The number of people vaccinated in Israel is now around 50% (earlier reports claimed they were at 80% but these took the number of shots divided by the population, thus people who had had their second shot were double-counted).


Vaccine Effectiveness: Data from Israel indicates while the chance of getting COVID increases for the first week after your first shot, after 21 days the vaccine is even better than advertised some 90%+ effective. This increases to 95% after two shots. Moreover, after two shots you are almost 99% less likely to have a severe case.
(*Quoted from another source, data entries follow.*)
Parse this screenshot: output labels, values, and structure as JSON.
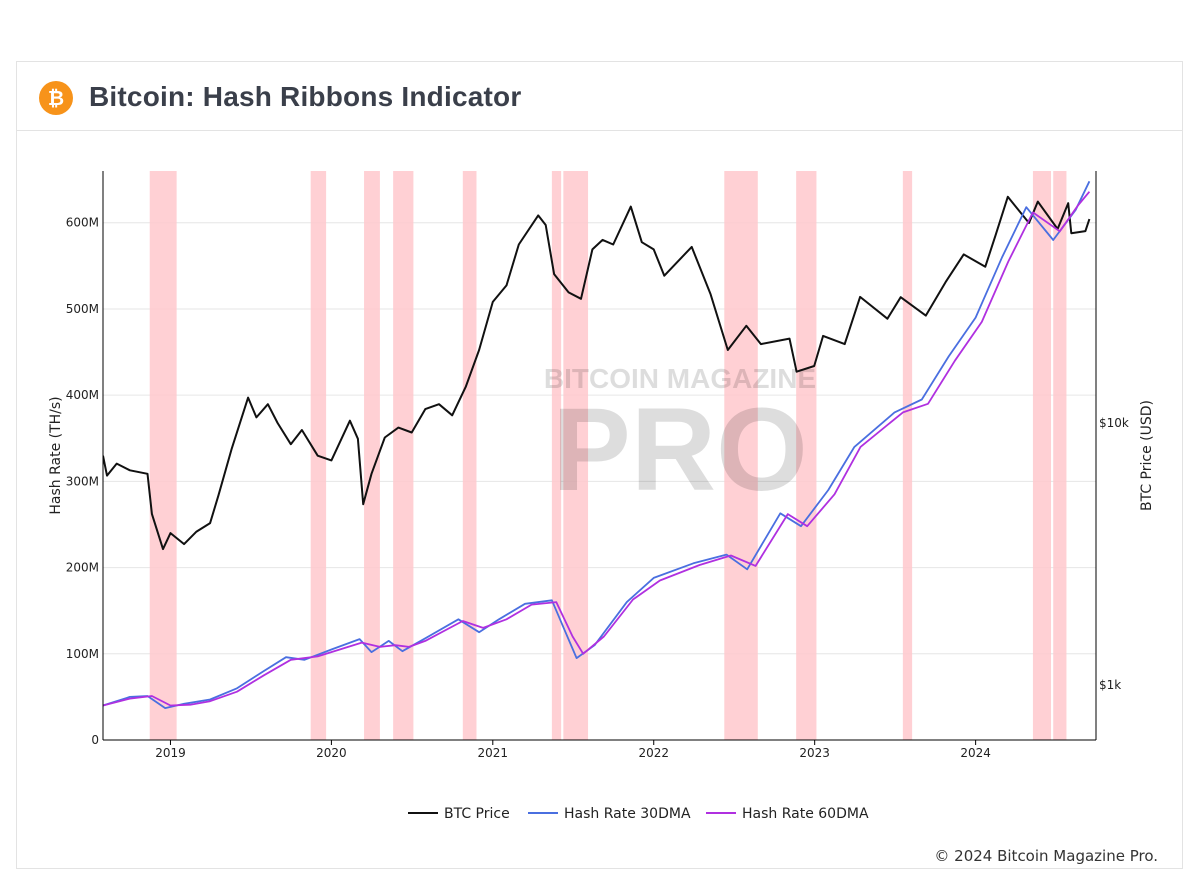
{
  "header": {
    "title": "Bitcoin: Hash Ribbons Indicator",
    "logo_icon": "bitcoin-logo-icon",
    "logo_glyph": "₿"
  },
  "watermark": {
    "line1": "BITCOIN MAGAZINE",
    "line2": "PRO"
  },
  "footer": {
    "copyright": "© 2024 Bitcoin Magazine Pro."
  },
  "colors": {
    "btc_price": "#111111",
    "hash_30dma": "#4a6fe0",
    "hash_60dma": "#b030e0",
    "capitulation_band": "#ffc8cc",
    "grid": "#e6e6e6"
  },
  "chart_data": {
    "type": "line",
    "xlabel": "",
    "x_range": [
      "2018-08-01",
      "2024-09-30"
    ],
    "x_ticks": [
      "2019",
      "2020",
      "2021",
      "2022",
      "2023",
      "2024"
    ],
    "y_left": {
      "label": "Hash Rate (TH/s)",
      "range": [
        0,
        660000000
      ],
      "ticks": [
        0,
        100000000,
        200000000,
        300000000,
        400000000,
        500000000,
        600000000
      ],
      "tick_labels": [
        "0",
        "100M",
        "200M",
        "300M",
        "400M",
        "500M",
        "600M"
      ]
    },
    "y_right": {
      "label": "BTC Price (USD)",
      "scale": "log",
      "ticks": [
        1000,
        10000
      ],
      "tick_labels": [
        "$1k",
        "$10k"
      ]
    },
    "grid": true,
    "legend_position": "bottom-center",
    "capitulation_periods": [
      [
        "2018-11-15",
        "2019-01-15"
      ],
      [
        "2019-11-15",
        "2019-12-20"
      ],
      [
        "2020-03-15",
        "2020-04-20"
      ],
      [
        "2020-05-20",
        "2020-07-05"
      ],
      [
        "2020-10-25",
        "2020-11-25"
      ],
      [
        "2021-05-15",
        "2021-06-05"
      ],
      [
        "2021-06-10",
        "2021-08-05"
      ],
      [
        "2022-06-10",
        "2022-08-25"
      ],
      [
        "2022-11-20",
        "2023-01-05"
      ],
      [
        "2023-07-20",
        "2023-08-10"
      ],
      [
        "2024-05-10",
        "2024-06-20"
      ],
      [
        "2024-06-25",
        "2024-07-25"
      ]
    ],
    "series": [
      {
        "name": "BTC Price",
        "axis": "right",
        "points": [
          [
            "2018-08-01",
            7500
          ],
          [
            "2018-08-10",
            6300
          ],
          [
            "2018-09-01",
            7000
          ],
          [
            "2018-10-01",
            6600
          ],
          [
            "2018-11-10",
            6400
          ],
          [
            "2018-11-20",
            4500
          ],
          [
            "2018-12-15",
            3300
          ],
          [
            "2019-01-01",
            3800
          ],
          [
            "2019-02-01",
            3450
          ],
          [
            "2019-03-01",
            3850
          ],
          [
            "2019-04-01",
            4150
          ],
          [
            "2019-04-20",
            5300
          ],
          [
            "2019-05-20",
            8000
          ],
          [
            "2019-06-26",
            12500
          ],
          [
            "2019-07-15",
            10500
          ],
          [
            "2019-08-10",
            11800
          ],
          [
            "2019-09-01",
            10000
          ],
          [
            "2019-10-01",
            8300
          ],
          [
            "2019-10-26",
            9400
          ],
          [
            "2019-12-01",
            7500
          ],
          [
            "2020-01-01",
            7200
          ],
          [
            "2020-02-12",
            10200
          ],
          [
            "2020-03-01",
            8700
          ],
          [
            "2020-03-13",
            4900
          ],
          [
            "2020-04-01",
            6400
          ],
          [
            "2020-05-01",
            8800
          ],
          [
            "2020-06-01",
            9600
          ],
          [
            "2020-07-01",
            9200
          ],
          [
            "2020-08-01",
            11300
          ],
          [
            "2020-09-01",
            11800
          ],
          [
            "2020-10-01",
            10700
          ],
          [
            "2020-11-01",
            13800
          ],
          [
            "2020-12-01",
            19000
          ],
          [
            "2021-01-01",
            29000
          ],
          [
            "2021-02-01",
            33500
          ],
          [
            "2021-03-01",
            48000
          ],
          [
            "2021-04-14",
            62000
          ],
          [
            "2021-05-01",
            57000
          ],
          [
            "2021-05-20",
            37000
          ],
          [
            "2021-06-22",
            31500
          ],
          [
            "2021-07-20",
            29800
          ],
          [
            "2021-08-15",
            46000
          ],
          [
            "2021-09-07",
            50000
          ],
          [
            "2021-10-01",
            48000
          ],
          [
            "2021-11-10",
            67000
          ],
          [
            "2021-12-05",
            49000
          ],
          [
            "2022-01-01",
            46000
          ],
          [
            "2022-01-25",
            36500
          ],
          [
            "2022-03-28",
            47000
          ],
          [
            "2022-05-10",
            31000
          ],
          [
            "2022-06-18",
            19000
          ],
          [
            "2022-07-30",
            23500
          ],
          [
            "2022-09-01",
            20000
          ],
          [
            "2022-11-05",
            21000
          ],
          [
            "2022-11-21",
            15700
          ],
          [
            "2022-12-31",
            16500
          ],
          [
            "2023-01-20",
            21500
          ],
          [
            "2023-03-10",
            20000
          ],
          [
            "2023-04-14",
            30300
          ],
          [
            "2023-06-15",
            25000
          ],
          [
            "2023-07-15",
            30200
          ],
          [
            "2023-09-10",
            25700
          ],
          [
            "2023-10-25",
            34500
          ],
          [
            "2023-12-05",
            44000
          ],
          [
            "2024-01-23",
            39500
          ],
          [
            "2024-02-15",
            52000
          ],
          [
            "2024-03-14",
            73000
          ],
          [
            "2024-05-01",
            58000
          ],
          [
            "2024-05-21",
            70000
          ],
          [
            "2024-07-05",
            55000
          ],
          [
            "2024-07-29",
            69000
          ],
          [
            "2024-08-05",
            53000
          ],
          [
            "2024-09-06",
            54000
          ],
          [
            "2024-09-15",
            60000
          ]
        ]
      },
      {
        "name": "Hash Rate 30DMA",
        "axis": "left",
        "points": [
          [
            "2018-08-01",
            40000000
          ],
          [
            "2018-10-01",
            50000000
          ],
          [
            "2018-11-10",
            51000000
          ],
          [
            "2018-12-20",
            37000000
          ],
          [
            "2019-02-01",
            42000000
          ],
          [
            "2019-04-01",
            47000000
          ],
          [
            "2019-06-01",
            60000000
          ],
          [
            "2019-08-01",
            80000000
          ],
          [
            "2019-09-20",
            96000000
          ],
          [
            "2019-11-01",
            93000000
          ],
          [
            "2020-01-01",
            105000000
          ],
          [
            "2020-03-05",
            117000000
          ],
          [
            "2020-04-01",
            102000000
          ],
          [
            "2020-05-10",
            115000000
          ],
          [
            "2020-06-10",
            103000000
          ],
          [
            "2020-08-01",
            118000000
          ],
          [
            "2020-10-15",
            140000000
          ],
          [
            "2020-12-01",
            125000000
          ],
          [
            "2021-01-15",
            140000000
          ],
          [
            "2021-03-15",
            158000000
          ],
          [
            "2021-05-15",
            162000000
          ],
          [
            "2021-06-15",
            125000000
          ],
          [
            "2021-07-10",
            95000000
          ],
          [
            "2021-08-20",
            110000000
          ],
          [
            "2021-11-01",
            160000000
          ],
          [
            "2022-01-01",
            188000000
          ],
          [
            "2022-04-01",
            205000000
          ],
          [
            "2022-06-15",
            215000000
          ],
          [
            "2022-08-01",
            198000000
          ],
          [
            "2022-10-15",
            263000000
          ],
          [
            "2022-12-01",
            248000000
          ],
          [
            "2023-02-01",
            290000000
          ],
          [
            "2023-04-01",
            340000000
          ],
          [
            "2023-07-01",
            380000000
          ],
          [
            "2023-09-01",
            395000000
          ],
          [
            "2023-11-01",
            445000000
          ],
          [
            "2024-01-01",
            490000000
          ],
          [
            "2024-03-01",
            560000000
          ],
          [
            "2024-04-25",
            618000000
          ],
          [
            "2024-06-25",
            580000000
          ],
          [
            "2024-08-15",
            615000000
          ],
          [
            "2024-09-15",
            648000000
          ]
        ]
      },
      {
        "name": "Hash Rate 60DMA",
        "axis": "left",
        "points": [
          [
            "2018-08-01",
            40000000
          ],
          [
            "2018-10-01",
            48000000
          ],
          [
            "2018-11-20",
            51000000
          ],
          [
            "2019-01-01",
            40000000
          ],
          [
            "2019-02-15",
            41000000
          ],
          [
            "2019-04-01",
            45000000
          ],
          [
            "2019-06-01",
            56000000
          ],
          [
            "2019-08-01",
            75000000
          ],
          [
            "2019-10-01",
            93000000
          ],
          [
            "2019-12-01",
            97000000
          ],
          [
            "2020-03-10",
            113000000
          ],
          [
            "2020-04-20",
            108000000
          ],
          [
            "2020-05-25",
            110000000
          ],
          [
            "2020-06-25",
            108000000
          ],
          [
            "2020-08-01",
            115000000
          ],
          [
            "2020-10-25",
            138000000
          ],
          [
            "2020-12-10",
            130000000
          ],
          [
            "2021-02-01",
            140000000
          ],
          [
            "2021-03-30",
            157000000
          ],
          [
            "2021-05-25",
            160000000
          ],
          [
            "2021-07-01",
            120000000
          ],
          [
            "2021-07-25",
            100000000
          ],
          [
            "2021-09-10",
            120000000
          ],
          [
            "2021-11-15",
            163000000
          ],
          [
            "2022-01-15",
            185000000
          ],
          [
            "2022-04-15",
            203000000
          ],
          [
            "2022-06-25",
            214000000
          ],
          [
            "2022-08-20",
            202000000
          ],
          [
            "2022-11-01",
            262000000
          ],
          [
            "2022-12-15",
            248000000
          ],
          [
            "2023-02-15",
            285000000
          ],
          [
            "2023-04-15",
            340000000
          ],
          [
            "2023-07-20",
            380000000
          ],
          [
            "2023-09-15",
            390000000
          ],
          [
            "2023-11-15",
            440000000
          ],
          [
            "2024-01-15",
            485000000
          ],
          [
            "2024-03-15",
            555000000
          ],
          [
            "2024-05-10",
            612000000
          ],
          [
            "2024-07-10",
            590000000
          ],
          [
            "2024-08-20",
            620000000
          ],
          [
            "2024-09-15",
            636000000
          ]
        ]
      }
    ]
  }
}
Vaccine Risk: In the US 1,170 people who received the COVID-19 vaccine have died. This is great news! Not for the people that passed away, but this represents 0.003% of the people vaccinated or half the rate that people die in the US in the first place. Even more remarkable as a significant proportion were those vaccinated were high risk - the elderly and first-line responders.


Not sure how I missed its introduction but WHO has a COVID-19 dashboard ( https://covid19.who.int/ ).

One of the charts re-illustrates that COVID is a "western-world", "first-world", "NA-Europe and a bit of South-America", call it-what-you-like, pandemic.


"By population" shows this even more starkly. In short, you are five times more likely to have died from COVID in Canada than in Asia or Africa. And if you live in Quebec, who are at the North American average, ten times as likely.


Having a quick look across Canada this week. Saskatchewan is now the hot-spot. Nunavut and Newfoundland re-entered the fray, as of late, with more new cases. Quebec, who never really leaves the fray, is starting to improve.









This week's shout-out goes to Quebec, which today had one of their lowest new case counts in months. Keep that momentum going.